2000 years since my greatest triumph and I’m still here choking on dust as I walk this wasteland constructed by our self-proclaimed lord. Lord of
dust and grime fashioned into slavish soft man; a noble paragon indeed--why just yesterday I stopped in a town just in time for a party thrown by the
mayor’s wife, and we feasted, danced, flirted and laughed as over the swell of the band the sharp crack of metal bullets audibly ripped through a
nearby bus of student protesters in a planned assasination. The mayor and his wife bore lurid grins when the shots died down, and the band played on;
a job well done called for a hearty celebration. Meanwhile, a few blocks away a leper dug through some trash for just enough scraps to survive the
night and start looking again. Such are the masterpieces of this world’s lord.
I despise these bipedal pigs and scoff at my fate as Lord of the Chaff, and yet until now have maintained my sole purpose: to garner more subjects.
And willing subjects indeed abound, so much so that I rarely need to be more than a spectator and keep a walkin’ so as to remain mostly unseen.
Still most doubt my existence even as they fall, prostrate, at my Altar. I used to find pleasure from their prolific cruelty and manifest ways to
torment themselves and one another, but after so many thousands of years even the most creative, selfish, brutish, and visceral acts bore me. I’ve
wearied of my role and have tread through every inch of dust. I’ve even tread through you, dear reader. But I digress.

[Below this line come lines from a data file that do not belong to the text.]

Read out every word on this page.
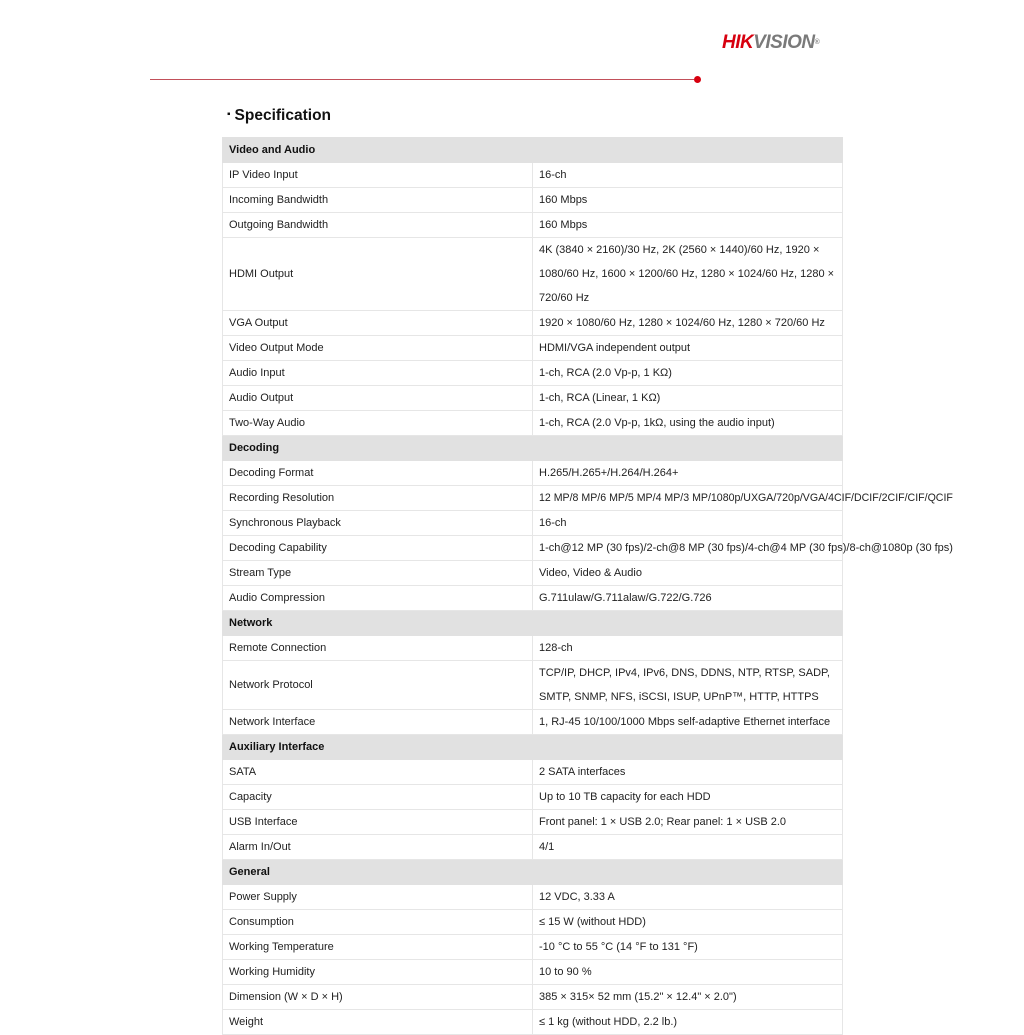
HIKVISION®
▪ Specification
Video and Audio	
IP Video Input	16-ch
Incoming Bandwidth	160 Mbps
Outgoing Bandwidth	160 Mbps
HDMI Output	4K (3840 × 2160)/30 Hz, 2K (2560 × 1440)/60 Hz, 1920 × 1080/60 Hz, 1600 × 1200/60 Hz, 1280 × 1024/60 Hz, 1280 × 720/60 Hz
VGA Output	1920 × 1080/60 Hz, 1280 × 1024/60 Hz, 1280 × 720/60 Hz
Video Output Mode	HDMI/VGA independent output
Audio Input	1-ch, RCA (2.0 Vp-p, 1 KΩ)
Audio Output	1-ch, RCA (Linear, 1 KΩ)
Two-Way Audio	1-ch, RCA (2.0 Vp-p, 1kΩ, using the audio input)
Decoding	
Decoding Format	H.265/H.265+/H.264/H.264+
Recording Resolution	12 MP/8 MP/6 MP/5 MP/4 MP/3 MP/1080p/UXGA/720p/VGA/4CIF/DCIF/2CIF/CIF/QCIF
Synchronous Playback	16-ch
Decoding Capability	1-ch@12 MP (30 fps)/2-ch@8 MP (30 fps)/4-ch@4 MP (30 fps)/8-ch@1080p (30 fps)
Stream Type	Video, Video & Audio
Audio Compression	G.711ulaw/G.711alaw/G.722/G.726
Network	
Remote Connection	128-ch
Network Protocol	TCP/IP, DHCP, IPv4, IPv6, DNS, DDNS, NTP, RTSP, SADP, SMTP, SNMP, NFS, iSCSI, ISUP, UPnP™, HTTP, HTTPS
Network Interface	1, RJ-45 10/100/1000 Mbps self-adaptive Ethernet interface
Auxiliary Interface	
SATA	2 SATA interfaces
Capacity	Up to 10 TB capacity for each HDD
USB Interface	Front panel: 1 × USB 2.0; Rear panel: 1 × USB 2.0
Alarm In/Out	4/1
General	
Power Supply	12 VDC, 3.33 A
Consumption	≤ 15 W (without HDD)
Working Temperature	-10 °C to 55 °C (14 °F to 131 °F)
Working Humidity	10 to 90 %
Dimension (W × D × H)	385 × 315× 52 mm (15.2" × 12.4" × 2.0")
Weight	≤ 1 kg (without HDD, 2.2 lb.)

Being Prince of this dusty Earth has lost its luster. I never thought I’d tire of my quest for power or slaves, but every trajectory has its peak,
and I’ve reached mine. I’m as sapped of strength by my work here as most of you, and I’ve held my position since the beginning of time. I’m
certain per my contract I can’t abdicate my crown, but I’ve determined to no longer actively recruit these despicable palsied subjects and find a
small plot in the wilderness to settle my feet and prepare for what I know is coming--that final battle from which I’ll emerge victorious. His
chosen few with their lilied grace make no match for me and mine. What is faith in the face of brute strength? We’ve proven again and again that
faith ends up a bloody mess while strength endures to hammer more skulls into submission. Why go through the pains of an Armageddon to prove what is
already known? But dear daddy is stubborn like that--he believes that the word has power, and that when it was written, it therefore must come to
I know better than he, and have used his word in more twisted ways than number the stars. And judging from the final admonition in his memoirs, all
that vexes him is the thought of words being taken away from his prophesy, but I know how to add words of my own. The epilogue will be mine, and your
name can be written there too. So long as you continue to carry out my work for me as I rekindle my passion for apostasy, I can promise you a home.

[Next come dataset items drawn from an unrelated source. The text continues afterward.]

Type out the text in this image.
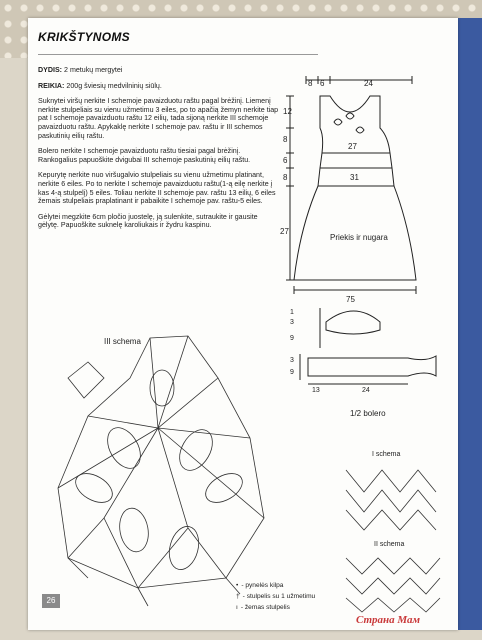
KRIKŠTYNOMS

DYDIS: 2 metukų mergytei

REIKIA: 200g šviesių medvilninių siūlų.

Suknytei viršų nerkite I schemoje pavaizduotu raštu pagal brėžinį. Liemenį nerkite stulpeliais su vienu užmetimu 3 eiles, po to apačią žemyn nerkite tiap pat I schemoje pavaizduotu raštu 12 eilių, tada sijoną nerkite III schemoje pavaizduotu raštu. Apykaklę nerkite I schemoje pav. raštu ir III schemos paskutinių eilių raštu.

Bolero nerkite I schemoje pavaizduotu raštu tiesiai pagal brėžinį. Rankogalius papuoškite dvigubai III schemoje paskutinių eilių raštu.

Kepurytę nerkite nuo viršugalvio stulpeliais su vienu užmetimu platinant, nerkite 6 eiles. Po to nerkite I schemoje pavaizduotu raštu(1-ą eilę nerkite į kas 4-ą stulpelį) 5 eiles. Toliau nerkite II schemoje pav. raštu 13 eilių, 6 eiles žemais stulpeliais praplatinant ir pabaikite I schemoje pav. raštu-5 eiles.

Gėlytei megzkite 6cm pločio juostelę, ją sulenkite, sutraukite ir gausite gėlytę. Papuoškite suknelę karoliukais ir žydru kaspinu.

8 6	24
12
8
6
8
27
27
31
Priekis ir nugara
75
1
3
9
3
9
13	24
1/2 bolero
III schema
I schema
II schema
• - pynelės kilpa
† - stulpelis su 1 užmetimu
ı - žemas stulpelis
26
Страна Мам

For I’ve found my secret weapon, and its name is Isolation. See the clothed monkey is finally waking up to the fact that fellow man is the source
of, rather than the cure for, all his ills. Shun one another and stick to your own, for as you know that nothing is more important than your
survival. And when the dust clears on my new Kingdom, I’ll change its name from Desolation to Isolation and when I reign it will be from a greater
distance than you’ve come to know by our intimate terms here. Through the opposite act of amassing my army I will come to win this war.
As the world continues to isolate, so shall I, and gather my strength until that final domination; and when the original author perishes along with
his feeble creation, it will, at long last, be up to me to determine the end.